German soprano in opera and concert

Christiane Kohl is a German soprano in opera and concert.

== Career ==

Christiane Kohl was born in Frankfurt and grew up in Idstein. After her Abitur at the Pestalozzi-Gymnasium, she studied at the Mozarteum in Salzburg with Lilian Sukis and Elisabeth Wilke. She received her diploma with distinction in 2003.

In 2000, she made her debut at the Salzburg Festival as First Priestess in Gluck's Iphigénie en Tauride. In 2001, she appeared at the Wiener Kammeroper for the 90th birthday of Gian Carlo Menotti in his presence as Laetitia in his opera Die alte Jungfer und der Dieb. She was a member of the Zurich Opera from 2002 to 2009, performing such roles as Angèle Didier in Der Graf von Luxemburg, Elvira in Rossini's L'italiana in Algeri, the First Lady in Mozart's Die Zauberflöte, Gretel in Humperdinck's Hänsel und Gretel, Helmwige in Die Walküre, Iris in Semele, Lisa in Bellini's La sonnambula, and Musetta in Puccini's La bohème. In 2008, she performed the role of Christine in Intermezzo of Richard Strauss, conducted by Peter Schneider and staged by Jens-Daniel Herzog. A review in the FAZ by Holger Noltze translates to:
With clear articulation, great eloquence and the necessary resources Christiane Kohl met the demands of the role, continually switching through all the shades between parlando and singing, and between a well-judged bitchy tone and finely shaped lines.
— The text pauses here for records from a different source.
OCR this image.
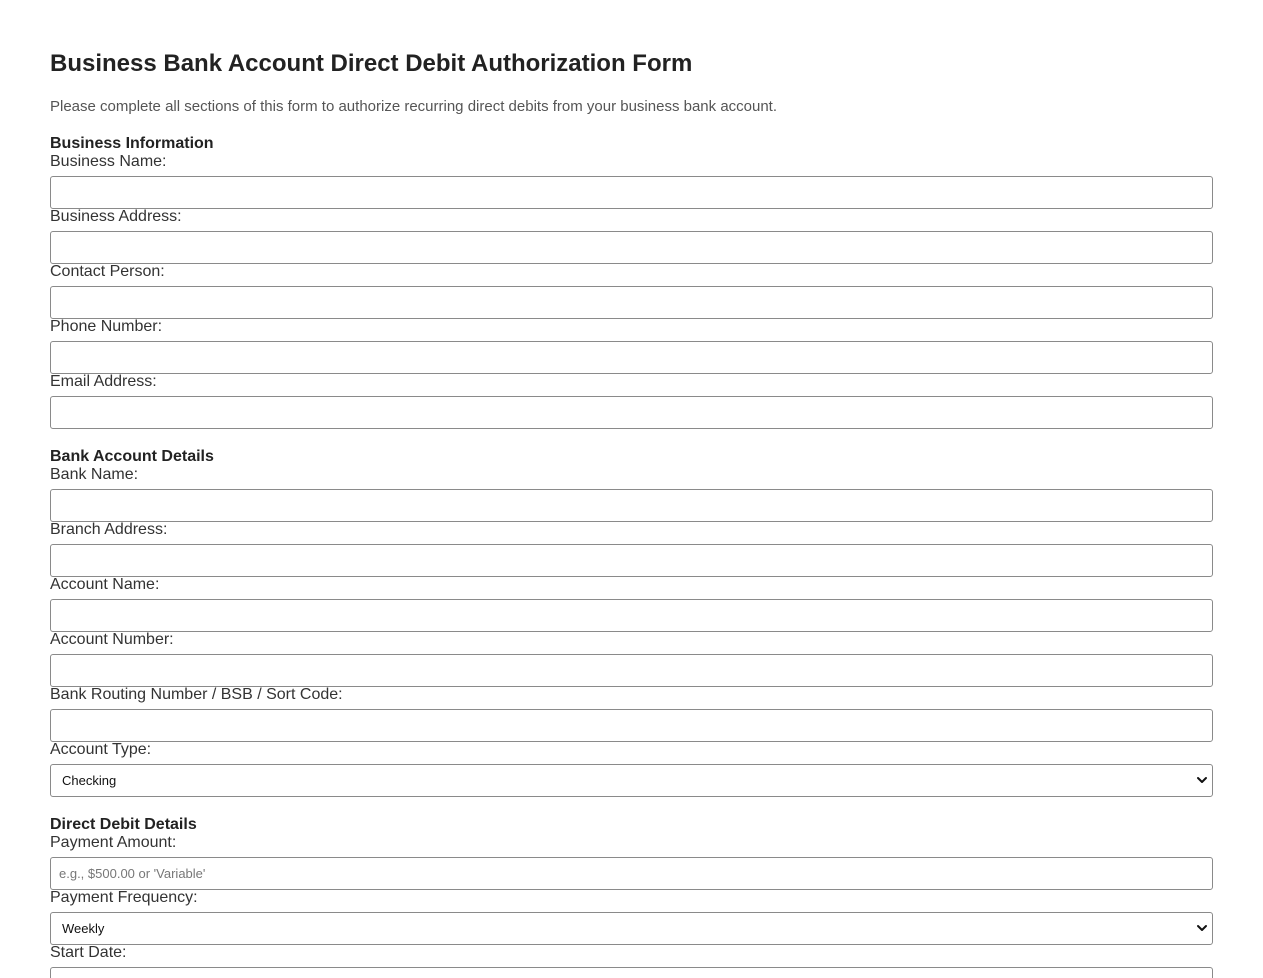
Business Bank Account Direct Debit Authorization Form

Please complete all sections of this form to authorize recurring direct debits from your business bank account.

Business Information
Business Name:
Business Address:
Contact Person:
Phone Number:
Email Address:
Bank Account Details
Bank Name:
Branch Address:
Account Name:
Account Number:
Bank Routing Number / BSB / Sort Code:
Account Type:
Checking
Direct Debit Details
Payment Amount:
e.g., $500.00 or 'Variable'
Payment Frequency:
Weekly
Start Date:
In 2008, Kohl recorded in the Frauenkirche Dresden the Christmas oratorio of Gottfried August Homilius, with Annette Markert, Marcus Ullmann, Tobias Berndt, Sächsisches Vocalensemble and Virtuosi Saxoniae, conducted by Ludwig Güttler. With the choir Der Gemischte Chor Zürich she performed in 2008 Mozart's Requiem and Bach's Oster-Oratorium with the Tonhalle Orchester Zürich, and in 2010 Bruckner's Mass in F minor.
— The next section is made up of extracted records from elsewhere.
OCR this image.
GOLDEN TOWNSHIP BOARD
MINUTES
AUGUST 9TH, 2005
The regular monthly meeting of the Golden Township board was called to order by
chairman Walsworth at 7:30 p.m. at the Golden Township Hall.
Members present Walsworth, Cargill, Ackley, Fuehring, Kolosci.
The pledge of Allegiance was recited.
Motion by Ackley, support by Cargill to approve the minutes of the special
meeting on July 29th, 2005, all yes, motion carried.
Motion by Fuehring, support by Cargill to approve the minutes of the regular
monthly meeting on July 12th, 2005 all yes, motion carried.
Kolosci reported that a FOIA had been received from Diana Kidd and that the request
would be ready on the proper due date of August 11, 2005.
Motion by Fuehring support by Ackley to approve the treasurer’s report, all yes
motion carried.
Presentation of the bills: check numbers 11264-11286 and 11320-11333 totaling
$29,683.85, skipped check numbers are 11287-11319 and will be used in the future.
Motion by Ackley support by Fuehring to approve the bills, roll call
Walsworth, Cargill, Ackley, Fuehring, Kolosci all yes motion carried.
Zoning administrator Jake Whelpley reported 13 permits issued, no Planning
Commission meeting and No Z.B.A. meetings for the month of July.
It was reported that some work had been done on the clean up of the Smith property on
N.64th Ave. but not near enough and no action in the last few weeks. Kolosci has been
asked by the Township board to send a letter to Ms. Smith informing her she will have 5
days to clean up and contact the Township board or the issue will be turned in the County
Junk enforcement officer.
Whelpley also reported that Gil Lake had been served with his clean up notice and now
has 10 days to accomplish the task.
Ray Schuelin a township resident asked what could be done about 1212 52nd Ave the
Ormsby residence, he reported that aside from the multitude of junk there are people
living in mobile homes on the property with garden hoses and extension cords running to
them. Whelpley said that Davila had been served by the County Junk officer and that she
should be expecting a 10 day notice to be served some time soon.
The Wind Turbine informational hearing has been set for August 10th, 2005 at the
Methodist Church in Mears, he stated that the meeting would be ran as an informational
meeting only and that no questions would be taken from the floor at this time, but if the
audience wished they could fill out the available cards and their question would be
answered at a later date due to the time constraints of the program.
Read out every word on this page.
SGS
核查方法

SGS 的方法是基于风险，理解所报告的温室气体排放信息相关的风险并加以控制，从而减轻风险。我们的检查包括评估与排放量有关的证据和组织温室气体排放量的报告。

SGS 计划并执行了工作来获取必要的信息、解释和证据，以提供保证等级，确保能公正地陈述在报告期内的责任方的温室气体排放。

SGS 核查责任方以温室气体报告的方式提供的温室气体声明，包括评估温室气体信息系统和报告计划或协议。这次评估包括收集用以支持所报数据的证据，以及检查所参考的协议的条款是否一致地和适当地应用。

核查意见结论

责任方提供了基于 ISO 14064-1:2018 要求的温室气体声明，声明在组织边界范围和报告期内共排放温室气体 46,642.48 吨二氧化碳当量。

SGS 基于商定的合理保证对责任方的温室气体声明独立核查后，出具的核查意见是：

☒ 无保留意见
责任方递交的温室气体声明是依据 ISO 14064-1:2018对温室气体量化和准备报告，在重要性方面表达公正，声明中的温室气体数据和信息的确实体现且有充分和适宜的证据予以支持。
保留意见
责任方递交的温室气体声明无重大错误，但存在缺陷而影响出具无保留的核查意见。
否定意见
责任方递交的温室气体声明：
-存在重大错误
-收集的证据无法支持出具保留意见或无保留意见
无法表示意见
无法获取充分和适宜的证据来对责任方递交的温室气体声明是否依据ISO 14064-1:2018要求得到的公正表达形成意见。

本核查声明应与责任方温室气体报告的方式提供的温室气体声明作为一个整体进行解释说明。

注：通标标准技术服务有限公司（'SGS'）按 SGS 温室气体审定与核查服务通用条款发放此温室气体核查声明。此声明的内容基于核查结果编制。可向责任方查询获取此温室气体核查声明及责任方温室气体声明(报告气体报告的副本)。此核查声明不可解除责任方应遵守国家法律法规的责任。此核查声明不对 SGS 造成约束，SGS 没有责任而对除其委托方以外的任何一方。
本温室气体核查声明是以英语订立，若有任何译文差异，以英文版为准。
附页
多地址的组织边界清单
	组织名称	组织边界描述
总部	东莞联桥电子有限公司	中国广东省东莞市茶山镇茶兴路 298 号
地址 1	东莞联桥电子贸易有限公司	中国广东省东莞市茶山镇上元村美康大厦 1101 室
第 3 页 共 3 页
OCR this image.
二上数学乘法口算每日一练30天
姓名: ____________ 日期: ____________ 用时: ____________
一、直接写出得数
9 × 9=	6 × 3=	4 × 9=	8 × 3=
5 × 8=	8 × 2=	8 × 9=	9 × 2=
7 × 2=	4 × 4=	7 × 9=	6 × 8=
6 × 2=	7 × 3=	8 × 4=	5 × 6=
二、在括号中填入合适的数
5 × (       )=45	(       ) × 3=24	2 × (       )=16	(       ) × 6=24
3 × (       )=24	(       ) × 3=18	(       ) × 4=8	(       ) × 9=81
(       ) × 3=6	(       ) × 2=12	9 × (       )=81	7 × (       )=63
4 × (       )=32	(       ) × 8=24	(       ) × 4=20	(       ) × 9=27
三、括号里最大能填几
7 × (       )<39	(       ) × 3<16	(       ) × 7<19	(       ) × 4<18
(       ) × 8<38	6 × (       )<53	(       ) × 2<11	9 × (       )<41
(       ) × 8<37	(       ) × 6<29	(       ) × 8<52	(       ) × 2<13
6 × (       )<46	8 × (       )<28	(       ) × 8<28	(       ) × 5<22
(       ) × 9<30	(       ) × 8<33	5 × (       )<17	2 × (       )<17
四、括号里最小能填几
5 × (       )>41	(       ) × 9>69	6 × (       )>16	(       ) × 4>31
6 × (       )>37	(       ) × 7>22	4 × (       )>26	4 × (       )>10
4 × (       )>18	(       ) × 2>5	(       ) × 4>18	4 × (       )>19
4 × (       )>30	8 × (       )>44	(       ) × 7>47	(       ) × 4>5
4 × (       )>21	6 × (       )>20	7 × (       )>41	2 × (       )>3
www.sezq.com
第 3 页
She has worked as a free-lance singer since 2009. She has performed since 2008 the role of Lisa in Lehárs Das Land des Lächelns at the Volksoper Wien. In the 2009-2010 season, she sang as a guest artist at the Kiel Opera House as Hanna Glawari in Die lustige Witwe.
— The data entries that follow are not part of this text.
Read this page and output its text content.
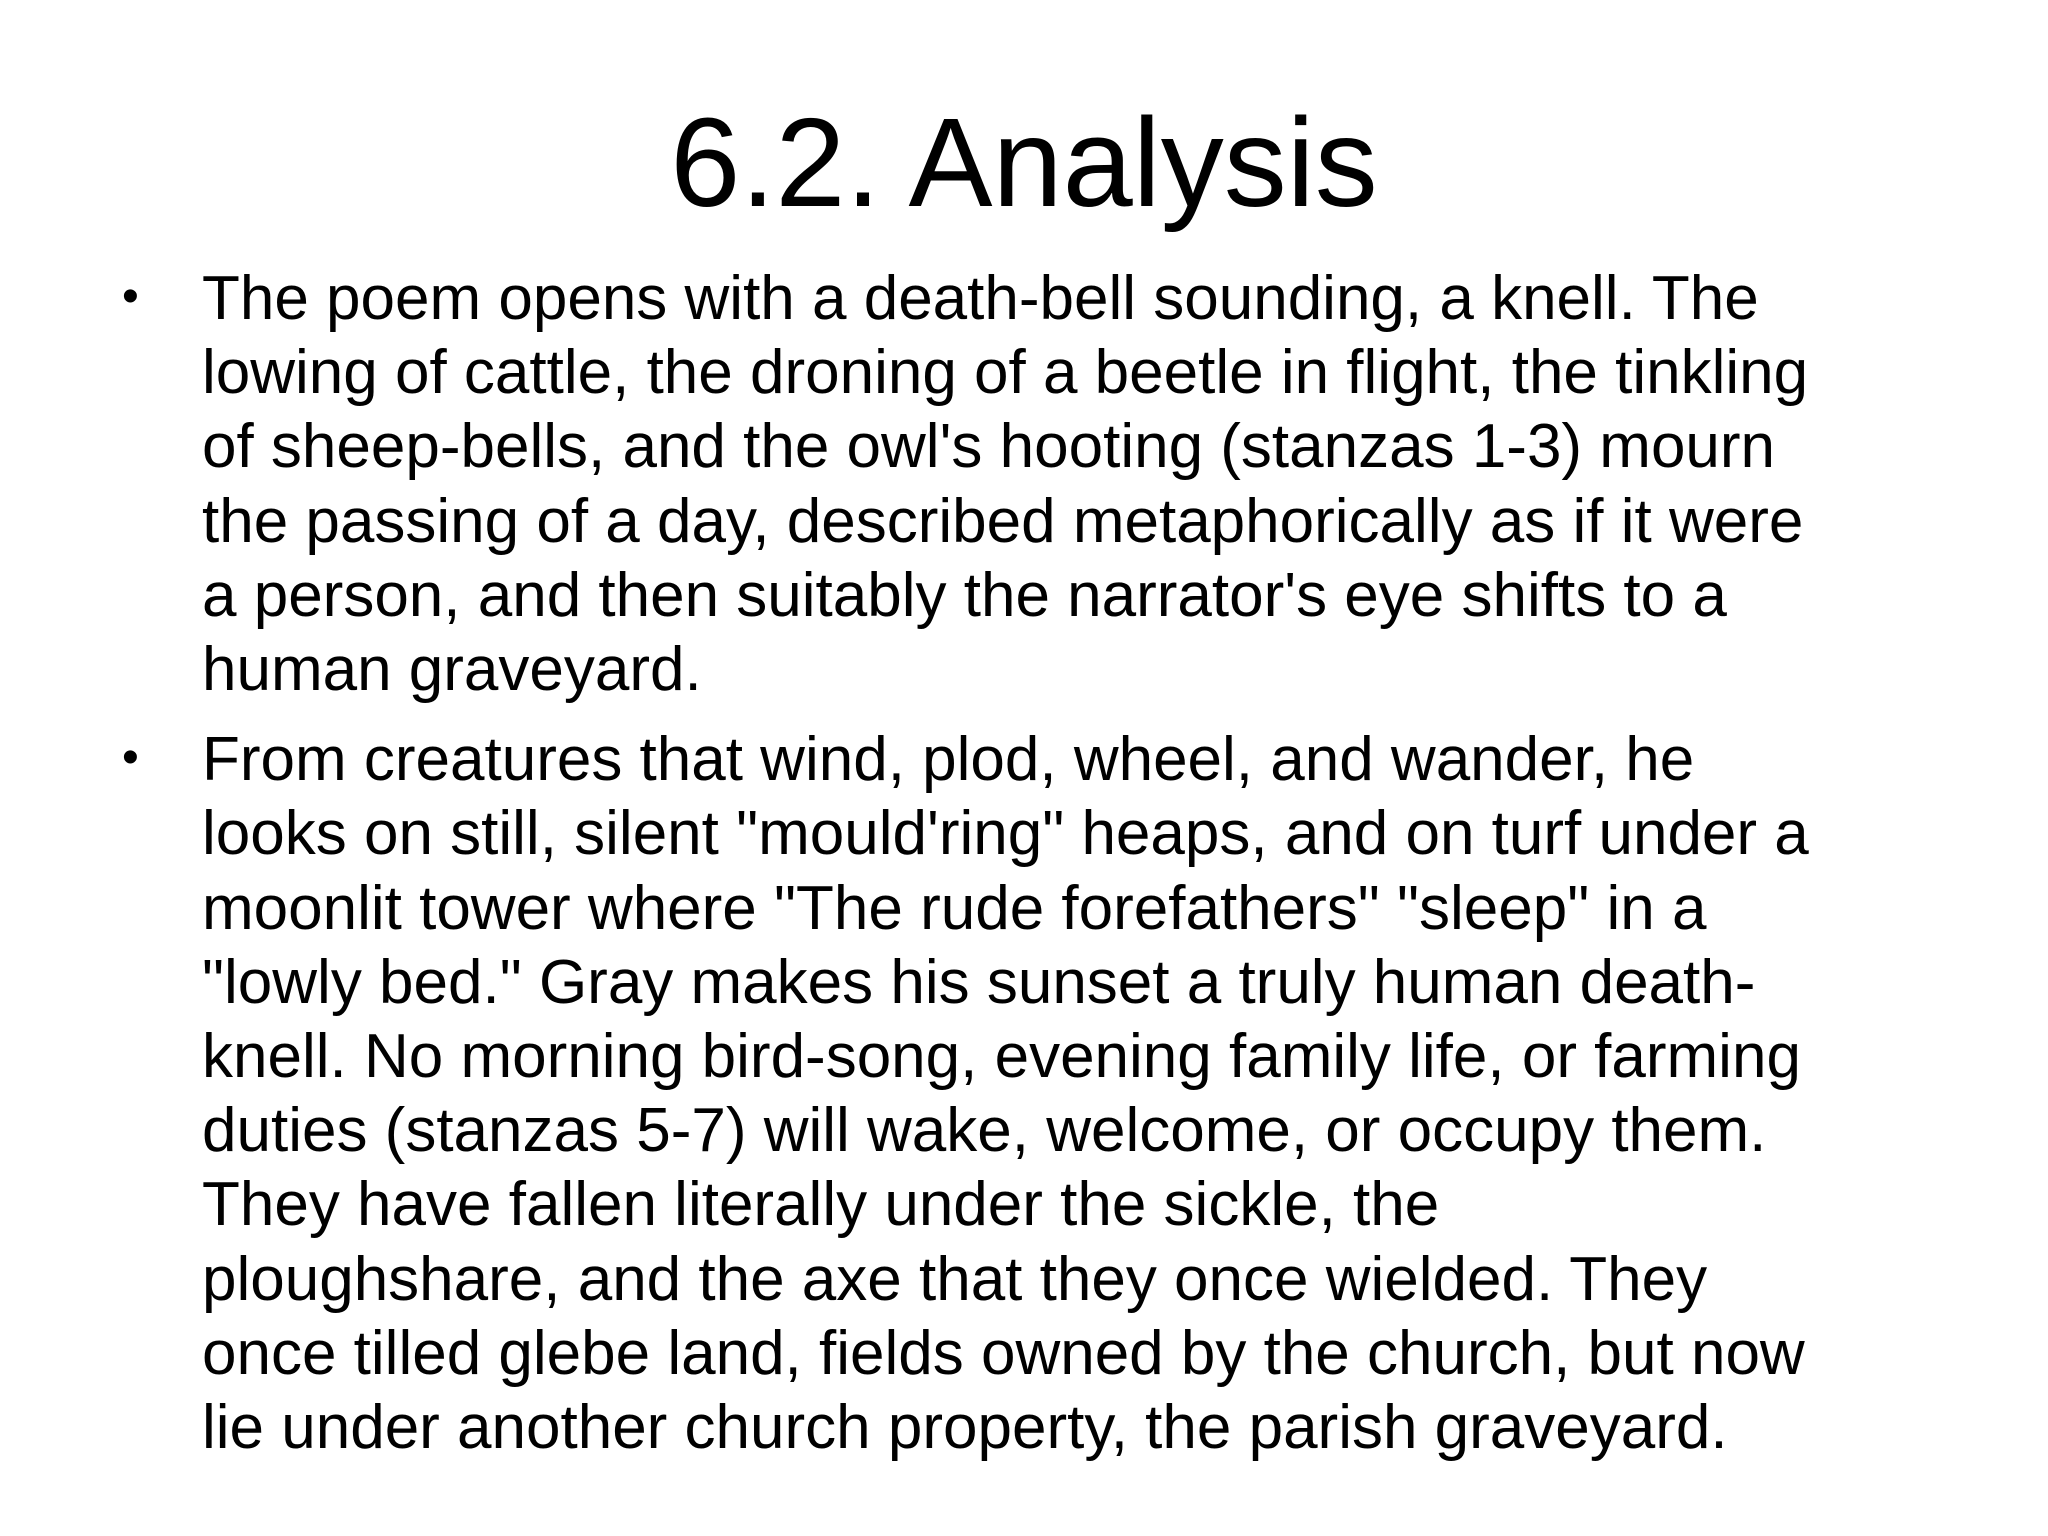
6.2. Analysis
• The poem opens with a death-bell sounding, a knell. The
lowing of cattle, the droning of a beetle in flight, the tinkling
of sheep-bells, and the owl's hooting (stanzas 1-3) mourn
the passing of a day, described metaphorically as if it were
a person, and then suitably the narrator's eye shifts to a
human graveyard.
• From creatures that wind, plod, wheel, and wander, he
looks on still, silent "mould'ring" heaps, and on turf under a
moonlit tower where "The rude forefathers" "sleep" in a
"lowly bed." Gray makes his sunset a truly human death-
knell. No morning bird-song, evening family life, or farming
duties (stanzas 5-7) will wake, welcome, or occupy them.
They have fallen literally under the sickle, the
ploughshare, and the axe that they once wielded. They
once tilled glebe land, fields owned by the church, but now
lie under another church property, the parish graveyard.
Kohl made her debut at the Bayreuth Festival in 2009 in four parts of Richard Wagner, Klingsors Zaubermädchen in Parsifal conducted by Daniele Gatti, Woglinde in both Das Rheingold and Götterdämmerung, and Waldvogel in Siegfried, all conducted by Christian Thielemann. She repeated all those parts in 2010. In 2010, she sang at the Oper Frankfurt for the first time, the role of Helmwige in a new production of Die Walküre. In November 2010, she was the soprano soloist in Verdi's Messa da Requiem in St. Martin, Idstein. In February 2011, she performed in her hometown's Unionskirche the first soprano part of Mendelssohn's Lobgesang. In 2011, she performed the part of the Countess in Mozart's Le nozze di Figaro in Klagenfurt. She sang the title role of Mařenka in The Bartered Bride at the Komische Oper Berlin. From the 2011/12 season, she was a member of the Opernhaus Dortmund and appeared in the first production of director Jens-Daniel Herzog, as Senta in Wagner's Der fliegende Holländer, conducted by Jac van Steen, with Andreas Macco in the title role.